Sunday

Mustafa Zaman Abbasi performs at Indira Gandhi Cultural Centre


Mustafa Zaman Abbasi doesn't just sing, he narrates songs -- you hear the story and get the complete imagery. At the musical programme arranged by Indira Gandhi Cultural Centre, High Commission of India, Dhaka on October 29, Abbasi in his usual style engaged the audience. The occasion: Abbasi's father, legendary folk singer Abbasuddin's 109th birth anniversary. The event was held at Indira Gandhi Cultural Centre in Gulshan, Dhaka.

Indian High Commissioner to Bangladesh Rajeet Mitter and director of Indira Gandhi Cultural Centre, Ankan Banerjee, greeted Abbasi; his elder brother, former chief justice Mustafa Kamal; sister, renowned singer Ferdausi Rahman and niece, also an accomplished artiste, Dr. Nashid Kamal.

Mustafa Kamal reminisced how a young man from an affluent land-owning family in Cooch Bihar (India) became an iconic folk singer.
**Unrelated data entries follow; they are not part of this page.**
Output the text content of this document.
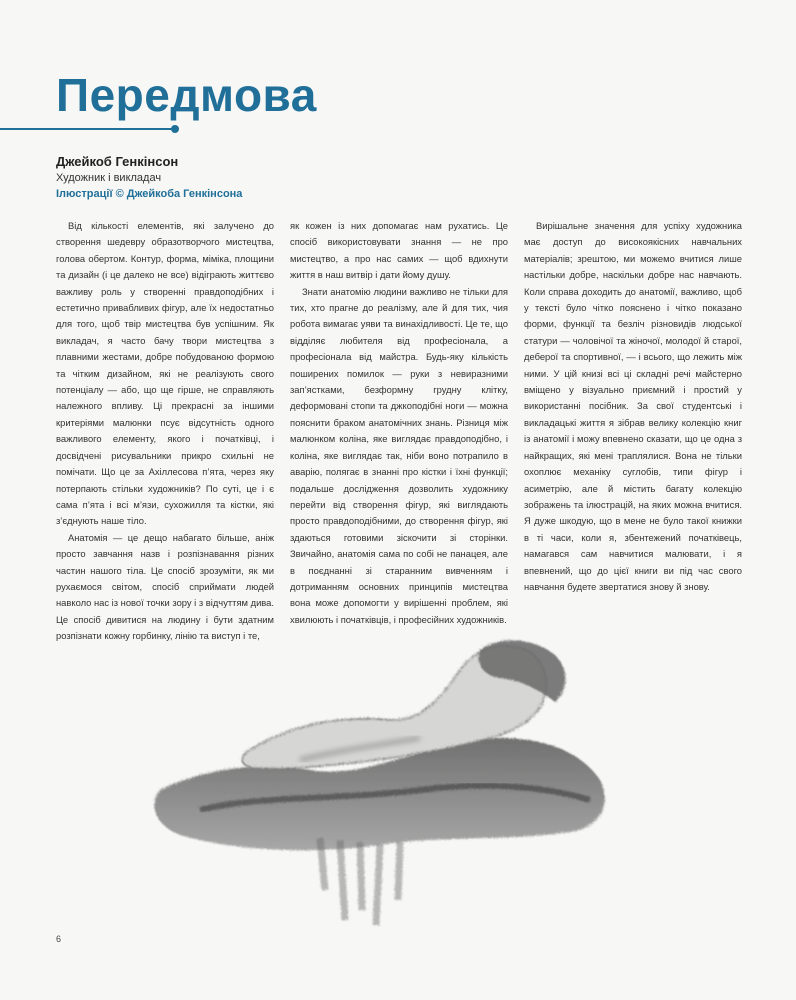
Передмова
Джейкоб Генкінсон
Художник і викладач
Ілюстрації © Джейкоба Генкінсона

Від кількості елементів, які залучено до створення шедевру образотворчого мистецтва, голова обертом. Контур, форма, міміка, площини та дизайн (і це далеко не все) відіграють життєво важливу роль у створенні правдоподібних і естетично привабливих фігур, але їх недостатньо для того, щоб твір мистецтва був успішним. Як викладач, я часто бачу твори мистецтва з плавними жестами, добре побудованою формою та чітким дизайном, які не реалізують свого потенціалу — або, що ще гірше, не справляють належного впливу. Ці прекрасні за іншими критеріями малюнки псує відсутність одного важливого елементу, якого і початківці, і досвідчені рисувальники прикро схильні не помічати. Що це за Ахіллесова п’ята, через яку потерпають стільки художників? По суті, це і є сама п’ята і всі м’язи, сухожилля та кістки, які з’єднують наше тіло.

Анатомія — це дещо набагато більше, аніж просто завчання назв і розпізнавання різних частин нашого тіла. Це спосіб зрозуміти, як ми рухаємося світом, спосіб сприймати людей навколо нас із нової точки зору і з відчуттям дива. Це спосіб дивитися на людину і бути здатним розпізнати кожну горбинку, лінію та виступ і те,

як кожен із них допомагає нам рухатись. Це спосіб використовувати знання — не про мистецтво, а про нас самих — щоб вдихнути життя в наш витвір і дати йому душу.

Знати анатомію людини важливо не тільки для тих, хто прагне до реалізму, але й для тих, чия робота вимагає уяви та винахідливості. Це те, що відділяє любителя від професіонала, а професіонала від майстра. Будь-яку кількість поширених помилок — руки з невиразними зап’ястками, безформну грудну клітку, деформовані стопи та джкоподібні ноги — можна пояснити браком анатомічних знань. Різниця між малюнком коліна, яке виглядає правдоподібно, і коліна, яке виглядає так, ніби воно потрапило в аварію, полягає в знанні про кістки і їхні функції; подальше дослідження дозволить художнику перейти від створення фігур, які виглядають просто правдоподібними, до створення фігур, які здаються готовими зіскочити зі сторінки. Звичайно, анатомія сама по собі не панацея, але в поєднанні зі старанним вивченням і дотриманням основних принципів мистецтва вона може допомогти у вирішенні проблем, які хвилюють і початківців, і професійних художників.

Вирішальне значення для успіху художника має доступ до високоякісних навчальних матеріалів; зрештою, ми можемо вчитися лише настільки добре, наскільки добре нас навчають. Коли справа доходить до анатомії, важливо, щоб у тексті було чітко пояснено і чітко показано форми, функції та безліч різновидів людської статури — чоловічої та жіночої, молодої й старої, деберої та спортивної, — і всього, що лежить між ними. У цій книзі всі ці складні речі майстерно вміщено у візуально приємний і простий у використанні посібник. За свої студентські і викладацькі життя я зібрав велику колекцію книг із анатомії і можу впевнено сказати, що це одна з найкращих, які мені траплялися. Вона не тільки охоплює механіку суглобів, типи фігур і асиметрію, але й містить багату колекцію зображень та ілюстрацій, на яких можна вчитися. Я дуже шкодую, що в мене не було такої книжки в ті часи, коли я, збентежений початківець, намагався сам навчитися малювати, і я впевнений, що до цієї книги ви під час свого навчання будете звертатися знову й знову.

6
From the urban centre Kolkata, cutting records of songs from remote corners of East Bengal was not a cakewalk either. According to Kamal, initially Abbasuddin failed to convince the studio owner to let him record bhawaiya (folk songs from North Bengal). The singer then approached Kazi Nazrul Islam to intervene. Nazrul did a composition based on a bhawaiya song Abbasuddin rendered. That song “Nodir Naam Shoi Anjona” was included in one of the records and became a hit. After that there was no looking back. Songs from North and East Bengal found their place in the Kolkata record industry. Abbasuddin, along with Nazrul, was also instrumental in initiating the Islamic Bangla songs genre.

Abbasi eased into his performance with the ever-familiar Jasimuddin composition “Agey Janley Tor Bhanga Nouka-e Chortam Na”. Among the accompanying instruments, banshi (flute) and dotara shined.

“One needn't use 12 musical instruments in folk songs. Just like we appreciate our mothers' modest, homely appearance, folk songs too sound best in a minimalist setting,” Abbasi, who is also a noted folk researcher, said.

Next the artiste rendered another Jasimuddin number, “Amar Gohin Gang-er Naiyya”. As Abbasi breathed life into the song and a bicchhedi (song of separation) after that, the essence of yearning took a tangible shape. The other side of the river, where the beloved supposedly lives, is visible, but remains elusive, inaccessible.

As he performed the bhawaiya song, “Phandey Boriya Boga Kandey Re”, a song about a pair of birds divided by a river, Abbasi said, “For our convenience, we have marked borders but artistes, musicians are like these birds. They sing of peace and universal love.”

At 74, Abbasi still effortlessly moves the audience through his sensitivity, wit and a voice that glides through bass, baritone and tenor as if it was waxed with molasses indigenous to rural Bengal. And why not? When one sings “to Tagore, Nazrul, Jalaluddin Rumi past midnight, for hours” [according to the artiste], his craft blesses him in return.